L'image du pistolet sur la tempe est un peu forte ; j'ai hésité avant de l'employer, mais je peux comprendre que, pour un père ou une mère, notamment, la menace est sans cesse présente. Il ne faut cependant pas trop s'attarder aux inquiétudes anticipées car de véritables occasions d'inquiétudes sont déjà assez fréquentes pour ne pas s'en créer d'autres, inutiles.
J'aime bien ta comparaison avec le courant électrique ; je crois que c'est tout à fait ça. La bonne énergie qui circule, et les chocs de temps à autre... La vie affective est faite de tout cela.
Ce que le romancier voulait illustrer, c'est la crainte plus ou moins exprimée qu'il arrive quelque chose à ceux que l'on aime.
Avec Rupert, j'essaie de me concentrer sur les bons moments que nous passons ensemble... Mais cela ne m'empêche pas d'être vigilant et d'essayer de prévoir ce qu'il arriverait si... afin d'éviter que cela lui arrive. Je n'y pense pas trop d'avance, mais plutôt comme le conducteur sur la route qui n'oublie pas que, d'un moment à l'autre, un fou peut survenir et, par négligence ou autrement, menacer ceux que nous aimons.
Avant-hier, je jouais avec Rupert devant l'immeuble ; j'étais assis sur un banc et Rupert debout sur le même banc, avec les pattes avant sur mes cuisses ; je le taquinais avec un jouet. Une femme est passée, nous a regardé en souriant, et m'a dit : « Je me demande lequel des deux a le plus de plaisir. » Je lui ai répondu que je voulais croire que c'était lui, car c'est pour lui que je faisais cela ; moi je me serais amusé autrement si Rupert n'avait pas été là. Mais il me fait plaisir de faire plaisir à Rupert. Quand il est heureux, je le suis. Je crois qu'il en est de même avec les enfants.
J'aime nos moments de complicité. en ce moment, je suis un peu triste pour lui car la vétérinaire, croyant qu'il est allergique à quelque chose, lui a interdit tout ce qui n'est pas son alimentation de base. J'adorais voir son expression quand je lui demandais : « Veux-tu, on va partager une pomme ? » Pour lui, c'était déjà une promesse de bonheur. Il me suivait ; j'allais m'asseoir dans mon fauteuil ; il s'assoyait par terre devant moi et me regardait avec des yeux à faire fondre de tendresse ; je coupais des tranches de pomme, une pour lui, une pour moi... Je regrette de ne plus avoir ce moment de tendresse partagée. Il y en a d'autres, mais celui-là était unique.
(Commentaire trop long - dit Blogger - la suite dans le commentaire suivant)

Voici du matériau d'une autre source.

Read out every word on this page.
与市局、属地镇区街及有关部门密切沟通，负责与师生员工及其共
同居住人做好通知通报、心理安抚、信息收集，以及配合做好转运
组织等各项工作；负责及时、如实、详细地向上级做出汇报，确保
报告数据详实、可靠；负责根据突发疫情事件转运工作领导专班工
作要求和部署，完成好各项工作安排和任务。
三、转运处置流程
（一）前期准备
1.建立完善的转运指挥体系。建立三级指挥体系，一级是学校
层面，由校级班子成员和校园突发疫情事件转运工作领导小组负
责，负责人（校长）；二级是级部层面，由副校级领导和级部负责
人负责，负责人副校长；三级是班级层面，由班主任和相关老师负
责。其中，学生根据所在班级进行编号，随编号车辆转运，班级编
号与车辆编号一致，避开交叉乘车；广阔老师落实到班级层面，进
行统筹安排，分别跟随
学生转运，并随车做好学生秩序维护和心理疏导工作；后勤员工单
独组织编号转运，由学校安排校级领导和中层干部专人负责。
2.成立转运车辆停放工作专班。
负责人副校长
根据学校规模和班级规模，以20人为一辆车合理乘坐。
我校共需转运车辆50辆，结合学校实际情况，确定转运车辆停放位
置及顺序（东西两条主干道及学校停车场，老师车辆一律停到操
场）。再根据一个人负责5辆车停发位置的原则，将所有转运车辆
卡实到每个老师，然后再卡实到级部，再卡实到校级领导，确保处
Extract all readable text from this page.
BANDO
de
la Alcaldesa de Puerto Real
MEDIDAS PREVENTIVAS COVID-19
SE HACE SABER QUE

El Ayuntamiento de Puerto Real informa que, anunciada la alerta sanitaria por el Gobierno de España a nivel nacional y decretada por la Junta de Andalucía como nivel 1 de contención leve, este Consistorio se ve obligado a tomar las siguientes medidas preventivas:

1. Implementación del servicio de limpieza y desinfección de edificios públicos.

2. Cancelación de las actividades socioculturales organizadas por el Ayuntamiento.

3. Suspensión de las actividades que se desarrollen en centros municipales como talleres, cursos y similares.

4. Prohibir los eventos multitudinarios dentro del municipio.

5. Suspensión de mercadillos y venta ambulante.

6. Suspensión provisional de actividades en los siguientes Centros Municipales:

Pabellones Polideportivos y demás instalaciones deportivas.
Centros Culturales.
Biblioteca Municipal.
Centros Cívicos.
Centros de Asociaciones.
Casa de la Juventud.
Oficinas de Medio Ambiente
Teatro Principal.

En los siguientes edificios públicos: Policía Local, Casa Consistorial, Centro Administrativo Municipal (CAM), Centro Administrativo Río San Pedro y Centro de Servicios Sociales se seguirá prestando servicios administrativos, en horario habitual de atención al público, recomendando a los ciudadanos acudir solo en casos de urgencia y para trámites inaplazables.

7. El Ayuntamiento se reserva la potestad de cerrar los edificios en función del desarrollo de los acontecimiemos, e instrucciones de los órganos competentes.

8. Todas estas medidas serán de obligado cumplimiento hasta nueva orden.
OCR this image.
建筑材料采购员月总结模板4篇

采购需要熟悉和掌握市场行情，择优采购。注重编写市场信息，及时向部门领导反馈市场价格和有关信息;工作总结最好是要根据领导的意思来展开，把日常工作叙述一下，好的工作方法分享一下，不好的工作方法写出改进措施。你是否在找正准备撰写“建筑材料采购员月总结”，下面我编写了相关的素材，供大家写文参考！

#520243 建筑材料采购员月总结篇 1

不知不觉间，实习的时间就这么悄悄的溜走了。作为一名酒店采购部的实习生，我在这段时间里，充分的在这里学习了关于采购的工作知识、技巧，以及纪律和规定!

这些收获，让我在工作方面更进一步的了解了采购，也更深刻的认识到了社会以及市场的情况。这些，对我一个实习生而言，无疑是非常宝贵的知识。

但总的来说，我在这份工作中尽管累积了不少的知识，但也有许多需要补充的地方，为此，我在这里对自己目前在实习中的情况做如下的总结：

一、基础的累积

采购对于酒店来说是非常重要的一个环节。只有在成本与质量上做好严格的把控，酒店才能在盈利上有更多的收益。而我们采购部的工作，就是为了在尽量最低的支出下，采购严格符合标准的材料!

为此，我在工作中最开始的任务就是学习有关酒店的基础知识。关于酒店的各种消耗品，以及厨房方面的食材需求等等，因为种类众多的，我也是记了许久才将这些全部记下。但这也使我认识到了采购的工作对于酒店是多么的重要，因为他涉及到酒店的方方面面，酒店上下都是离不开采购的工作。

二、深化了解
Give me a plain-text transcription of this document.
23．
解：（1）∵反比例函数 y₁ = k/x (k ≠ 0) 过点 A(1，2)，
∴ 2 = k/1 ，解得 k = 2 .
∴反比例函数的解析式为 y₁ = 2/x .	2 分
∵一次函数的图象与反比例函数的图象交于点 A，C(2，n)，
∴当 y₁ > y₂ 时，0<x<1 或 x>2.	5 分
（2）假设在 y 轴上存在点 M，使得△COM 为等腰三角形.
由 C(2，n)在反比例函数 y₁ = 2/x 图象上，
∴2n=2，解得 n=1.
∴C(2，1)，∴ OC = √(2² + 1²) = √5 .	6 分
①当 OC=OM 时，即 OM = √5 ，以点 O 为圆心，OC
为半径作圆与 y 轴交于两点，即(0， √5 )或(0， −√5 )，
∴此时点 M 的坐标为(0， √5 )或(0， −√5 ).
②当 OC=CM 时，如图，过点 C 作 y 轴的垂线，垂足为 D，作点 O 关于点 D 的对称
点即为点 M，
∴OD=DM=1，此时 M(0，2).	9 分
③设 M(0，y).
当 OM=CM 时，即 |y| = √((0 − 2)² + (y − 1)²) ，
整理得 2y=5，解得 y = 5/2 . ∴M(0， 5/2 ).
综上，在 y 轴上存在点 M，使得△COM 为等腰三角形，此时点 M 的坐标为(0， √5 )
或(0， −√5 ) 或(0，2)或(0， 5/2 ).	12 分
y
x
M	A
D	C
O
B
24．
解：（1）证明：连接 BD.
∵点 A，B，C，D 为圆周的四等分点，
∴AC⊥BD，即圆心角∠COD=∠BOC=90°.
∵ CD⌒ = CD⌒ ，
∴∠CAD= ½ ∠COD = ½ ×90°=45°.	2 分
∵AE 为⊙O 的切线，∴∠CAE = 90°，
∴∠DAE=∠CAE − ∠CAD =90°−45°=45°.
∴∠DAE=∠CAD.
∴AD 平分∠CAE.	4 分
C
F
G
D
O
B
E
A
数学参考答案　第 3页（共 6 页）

vendredi 28 avril 2017 à 00:47:00 UTC−4 Supprimer

Alcib a dit…

Alcib a écrit, le 28 avril 2017, à 00 h 55 :
Ton exemple n'est pas banal ; ou bien il l'est comme le sont tous les exemples de tendresse, d'affection, d'amitié, d'amour... Quand on aime, on atténue un peu son sens critique par rapport à l'autre et par rapport à son propre comportement ; sinon, on n'aime pas vraiment : on ne fait qu'« apprécier » à des degrés divers.
« Si j'avais encore la folie de croire au bonheur, je le chercherais dans l'habitude », dit le René de Chateaubriand. L'amour, le bonheur, c'est aussi et surtout dans les choses simples de la vie.
Je te souhaite des heures et des heures, des semaines et des années de joies et de bonheur simple et authentique avec tes enfants et tes petits-enfants. Et, si possible, que tu écrives ton propre « Art d'être grand-père »
Et ce qu'il y a de formidable avec les petits-enfants, c'est qu'ils permettent aux grands-parents de redonner vie à l'enfant en soi, mieux qu'avec ses propres enfants. Il semble que sur le plan culturel, cela fonctionne un peu de cette façon : l'héritage culturel est mieux compris, accepté, transmis en sautant une génération...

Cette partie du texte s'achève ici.